1. See Leonard Huxley, Life and Letters of Thomas Henry Huxley, 2 vols. (London, 1900), I, 191. For a general discussion of the debate over man’s place in nature, see William F. Bynum, “The Problem of Man in British Natural History, 1800–1863” (Ph.D. diss., Cambridge, 1974).

2. Huxley, op. cit., 377–378, quoting a letter from E. Ray Lankester.

3. See Cyril Bibby, “Thomas Henry Huxley and University Development,” in Victorian Studies, 2 (1958), 97–116, on 100. See also Huxley, loc. cit.

4. See G. L. Geison, “Michael Foster and the Rise of the Cambridge School of Physiology, 1870–1900” (Ph.D. diss., Yale, 1970), 275–300.

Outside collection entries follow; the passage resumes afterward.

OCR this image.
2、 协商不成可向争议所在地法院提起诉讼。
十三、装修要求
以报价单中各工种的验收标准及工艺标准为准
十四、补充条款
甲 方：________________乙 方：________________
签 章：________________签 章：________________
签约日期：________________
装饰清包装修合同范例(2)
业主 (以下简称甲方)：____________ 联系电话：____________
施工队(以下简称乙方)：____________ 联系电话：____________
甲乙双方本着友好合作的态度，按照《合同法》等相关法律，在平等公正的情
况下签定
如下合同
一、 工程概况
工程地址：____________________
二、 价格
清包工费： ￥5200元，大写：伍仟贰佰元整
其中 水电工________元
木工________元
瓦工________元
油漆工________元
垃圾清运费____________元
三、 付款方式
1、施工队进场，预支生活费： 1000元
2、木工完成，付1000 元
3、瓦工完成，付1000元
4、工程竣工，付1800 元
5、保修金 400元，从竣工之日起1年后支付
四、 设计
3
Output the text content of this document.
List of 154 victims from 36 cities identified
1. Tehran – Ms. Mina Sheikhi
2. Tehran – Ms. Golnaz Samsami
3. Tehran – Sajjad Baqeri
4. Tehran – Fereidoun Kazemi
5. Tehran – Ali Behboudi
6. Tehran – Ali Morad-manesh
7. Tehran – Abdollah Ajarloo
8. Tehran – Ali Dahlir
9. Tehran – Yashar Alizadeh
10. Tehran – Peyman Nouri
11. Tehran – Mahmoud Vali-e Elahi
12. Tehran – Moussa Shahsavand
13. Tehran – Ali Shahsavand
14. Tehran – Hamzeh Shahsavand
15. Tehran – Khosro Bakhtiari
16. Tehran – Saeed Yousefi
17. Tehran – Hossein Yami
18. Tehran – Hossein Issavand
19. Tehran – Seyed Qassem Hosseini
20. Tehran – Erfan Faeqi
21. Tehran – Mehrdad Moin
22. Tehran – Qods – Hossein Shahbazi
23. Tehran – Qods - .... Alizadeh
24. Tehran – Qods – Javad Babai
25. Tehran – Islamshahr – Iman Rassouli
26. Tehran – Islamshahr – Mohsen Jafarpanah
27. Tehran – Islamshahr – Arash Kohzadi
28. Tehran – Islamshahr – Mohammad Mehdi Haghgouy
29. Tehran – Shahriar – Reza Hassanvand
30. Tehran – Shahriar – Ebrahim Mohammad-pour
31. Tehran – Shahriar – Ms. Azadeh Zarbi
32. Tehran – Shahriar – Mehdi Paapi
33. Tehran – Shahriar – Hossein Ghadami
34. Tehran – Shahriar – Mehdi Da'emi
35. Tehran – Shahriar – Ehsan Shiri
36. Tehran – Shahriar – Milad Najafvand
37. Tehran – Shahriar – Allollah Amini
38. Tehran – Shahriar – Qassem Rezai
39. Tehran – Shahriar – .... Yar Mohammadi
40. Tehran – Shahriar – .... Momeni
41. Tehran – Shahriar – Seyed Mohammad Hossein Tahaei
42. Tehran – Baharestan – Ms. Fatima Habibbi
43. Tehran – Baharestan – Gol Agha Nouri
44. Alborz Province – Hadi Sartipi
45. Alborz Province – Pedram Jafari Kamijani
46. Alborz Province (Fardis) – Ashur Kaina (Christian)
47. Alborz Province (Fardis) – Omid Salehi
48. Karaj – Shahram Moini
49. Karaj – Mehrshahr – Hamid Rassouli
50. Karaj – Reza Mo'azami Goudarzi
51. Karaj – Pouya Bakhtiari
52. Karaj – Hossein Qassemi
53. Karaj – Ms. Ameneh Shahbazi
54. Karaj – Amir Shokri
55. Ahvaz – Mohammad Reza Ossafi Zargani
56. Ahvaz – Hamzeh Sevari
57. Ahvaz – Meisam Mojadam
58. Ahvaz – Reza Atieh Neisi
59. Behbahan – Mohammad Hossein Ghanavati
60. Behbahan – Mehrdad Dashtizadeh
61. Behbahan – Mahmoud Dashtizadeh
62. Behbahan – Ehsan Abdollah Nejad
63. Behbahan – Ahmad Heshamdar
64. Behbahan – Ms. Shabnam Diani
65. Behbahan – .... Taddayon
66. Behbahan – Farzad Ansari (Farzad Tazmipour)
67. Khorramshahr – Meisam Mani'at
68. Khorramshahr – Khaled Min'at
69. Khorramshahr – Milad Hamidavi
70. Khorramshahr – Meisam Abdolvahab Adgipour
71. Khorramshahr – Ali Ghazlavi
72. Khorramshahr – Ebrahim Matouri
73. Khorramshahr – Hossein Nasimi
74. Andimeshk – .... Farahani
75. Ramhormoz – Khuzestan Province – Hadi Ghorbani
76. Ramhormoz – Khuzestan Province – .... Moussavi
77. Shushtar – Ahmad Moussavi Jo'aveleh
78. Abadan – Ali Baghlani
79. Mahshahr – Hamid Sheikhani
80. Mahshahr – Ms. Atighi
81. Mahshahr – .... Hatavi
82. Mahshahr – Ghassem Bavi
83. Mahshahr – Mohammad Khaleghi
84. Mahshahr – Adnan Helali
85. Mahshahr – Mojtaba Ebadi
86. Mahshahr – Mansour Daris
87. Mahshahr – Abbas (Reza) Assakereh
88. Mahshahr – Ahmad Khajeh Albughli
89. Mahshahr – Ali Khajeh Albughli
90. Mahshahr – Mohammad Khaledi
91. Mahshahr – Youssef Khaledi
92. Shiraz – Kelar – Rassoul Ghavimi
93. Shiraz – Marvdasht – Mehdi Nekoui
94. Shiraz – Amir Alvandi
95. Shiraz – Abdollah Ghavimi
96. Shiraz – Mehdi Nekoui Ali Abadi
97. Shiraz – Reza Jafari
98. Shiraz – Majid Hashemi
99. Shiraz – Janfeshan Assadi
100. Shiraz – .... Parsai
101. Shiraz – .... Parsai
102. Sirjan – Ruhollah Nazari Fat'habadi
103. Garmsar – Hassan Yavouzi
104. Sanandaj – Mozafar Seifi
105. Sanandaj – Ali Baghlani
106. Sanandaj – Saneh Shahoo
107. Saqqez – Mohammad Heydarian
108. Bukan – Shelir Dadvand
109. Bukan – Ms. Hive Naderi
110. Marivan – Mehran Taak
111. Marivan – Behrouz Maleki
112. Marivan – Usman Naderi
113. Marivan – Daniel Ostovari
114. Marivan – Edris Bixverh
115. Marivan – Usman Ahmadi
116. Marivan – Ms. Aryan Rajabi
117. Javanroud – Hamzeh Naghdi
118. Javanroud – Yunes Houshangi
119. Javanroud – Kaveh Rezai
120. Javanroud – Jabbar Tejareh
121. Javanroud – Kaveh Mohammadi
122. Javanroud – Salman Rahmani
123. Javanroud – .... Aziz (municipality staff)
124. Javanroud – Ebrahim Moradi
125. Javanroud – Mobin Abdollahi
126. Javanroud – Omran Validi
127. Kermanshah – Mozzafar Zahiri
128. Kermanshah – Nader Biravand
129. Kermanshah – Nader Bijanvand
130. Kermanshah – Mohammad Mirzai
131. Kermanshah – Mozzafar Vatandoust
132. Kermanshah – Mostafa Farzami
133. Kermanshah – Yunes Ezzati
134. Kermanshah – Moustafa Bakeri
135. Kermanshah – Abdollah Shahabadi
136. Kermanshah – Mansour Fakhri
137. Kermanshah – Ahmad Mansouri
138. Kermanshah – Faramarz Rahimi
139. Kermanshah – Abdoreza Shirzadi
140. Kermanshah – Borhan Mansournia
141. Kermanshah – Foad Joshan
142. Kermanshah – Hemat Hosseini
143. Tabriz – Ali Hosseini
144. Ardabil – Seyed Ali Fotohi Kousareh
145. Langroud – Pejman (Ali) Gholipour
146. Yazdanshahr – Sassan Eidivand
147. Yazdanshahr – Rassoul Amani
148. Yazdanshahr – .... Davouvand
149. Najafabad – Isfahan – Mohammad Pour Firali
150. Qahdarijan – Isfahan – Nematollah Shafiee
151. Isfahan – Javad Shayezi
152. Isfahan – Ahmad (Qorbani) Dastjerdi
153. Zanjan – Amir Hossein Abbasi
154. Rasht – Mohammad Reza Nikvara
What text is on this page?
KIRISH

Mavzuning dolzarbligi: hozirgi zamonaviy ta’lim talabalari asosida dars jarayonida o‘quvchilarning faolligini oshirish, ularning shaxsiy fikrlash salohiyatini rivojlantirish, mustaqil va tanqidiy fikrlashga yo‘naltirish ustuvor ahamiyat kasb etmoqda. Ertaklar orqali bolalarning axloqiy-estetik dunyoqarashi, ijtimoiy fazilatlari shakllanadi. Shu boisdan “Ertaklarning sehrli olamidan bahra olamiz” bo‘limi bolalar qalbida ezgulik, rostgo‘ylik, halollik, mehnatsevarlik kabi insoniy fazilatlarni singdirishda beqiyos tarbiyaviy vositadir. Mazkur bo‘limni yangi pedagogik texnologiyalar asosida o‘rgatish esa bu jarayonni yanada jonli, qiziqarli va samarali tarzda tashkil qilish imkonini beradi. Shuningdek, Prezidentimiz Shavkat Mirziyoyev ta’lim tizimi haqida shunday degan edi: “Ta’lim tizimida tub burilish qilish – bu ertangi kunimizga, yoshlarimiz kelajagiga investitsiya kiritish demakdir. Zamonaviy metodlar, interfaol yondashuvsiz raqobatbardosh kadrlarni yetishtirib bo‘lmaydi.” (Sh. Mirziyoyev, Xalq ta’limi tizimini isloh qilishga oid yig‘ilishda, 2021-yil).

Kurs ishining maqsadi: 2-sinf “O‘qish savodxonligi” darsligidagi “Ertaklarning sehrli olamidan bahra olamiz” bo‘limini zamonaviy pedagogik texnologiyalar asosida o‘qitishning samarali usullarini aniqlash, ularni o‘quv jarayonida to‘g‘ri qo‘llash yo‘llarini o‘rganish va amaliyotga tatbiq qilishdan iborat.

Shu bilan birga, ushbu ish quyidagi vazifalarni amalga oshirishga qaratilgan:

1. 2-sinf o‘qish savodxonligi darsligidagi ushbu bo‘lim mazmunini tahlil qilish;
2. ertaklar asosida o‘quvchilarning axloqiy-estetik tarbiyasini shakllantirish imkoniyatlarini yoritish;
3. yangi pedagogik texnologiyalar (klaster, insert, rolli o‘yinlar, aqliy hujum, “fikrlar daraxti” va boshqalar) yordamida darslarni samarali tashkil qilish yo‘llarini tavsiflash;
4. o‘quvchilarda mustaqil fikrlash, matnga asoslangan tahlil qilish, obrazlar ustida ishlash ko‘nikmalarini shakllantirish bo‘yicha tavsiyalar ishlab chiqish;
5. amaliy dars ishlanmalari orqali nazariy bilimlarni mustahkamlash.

5. E. B. Tylor, “Life of Dr. Rolleston,” Ix. For an antidote to this simplistic assessment, see Richard D. French, Antivivisection and Medical Science in Victorian Society (Princeton, 1975).

BIBLIOGRAPHY

I. Original Works. Rolleston’s most influential work, and his only book, was Forms of Animal Life: A Manual of Comparative Anatomy With Descriptions of Selected Types (Oxford, 1870); 2nd ed., rev. and enl. by W. Hatchett Jackson (1888). Forty-eight of his publications are gathered in George Rolleston, Scientific Papers and Addresses, arranged and edited by William Turner, with a biographical sketch by Edward B. Tylor, 2 vols. (Oxford, 1884). This work also contains a bibliography of 79 items, including several book reviews and brief notes (pp. lxvii-lxxvi), and a digest of three previously unpublished archaeological notes (II, 937–944). The Royal Society Catalogue of Scientific Papers, V, 260–261; VIII, 771; XI, 210–211; XII, 626; lists 30 papers by Rolleston and two of which he was coauthor. Twenty-eight letters exchanged between Rolleston and T. H. Huxley are preserved in the Huxley papers, Imperial College of Science and Technology, London; there is a microfilm copy at the library of the American Philosophical Society, Philadelphia. See Warren R. Dawson, The Huxley Papers: A Descriptive Catalogue of the Correspondence, Manuscripts and Miscellaneous Papers of Thomas Henry Huxley (London, 1946), 135–136.

II. Secondary Literature. For obituary sketches of Rolleston, see Edward B. Tylor, “Life of Dr. Rolleston,” in Scientific Papers and Addresses, I, ix-lxv; D’Arcy Power, in Dictionary of National Biography, XVII, 167–169; and W. H. Flower, in Nature, 24 (1881), 192–193, repr. in Proceedings of the Royal Society, 33 (1882), xxiv–xxvii.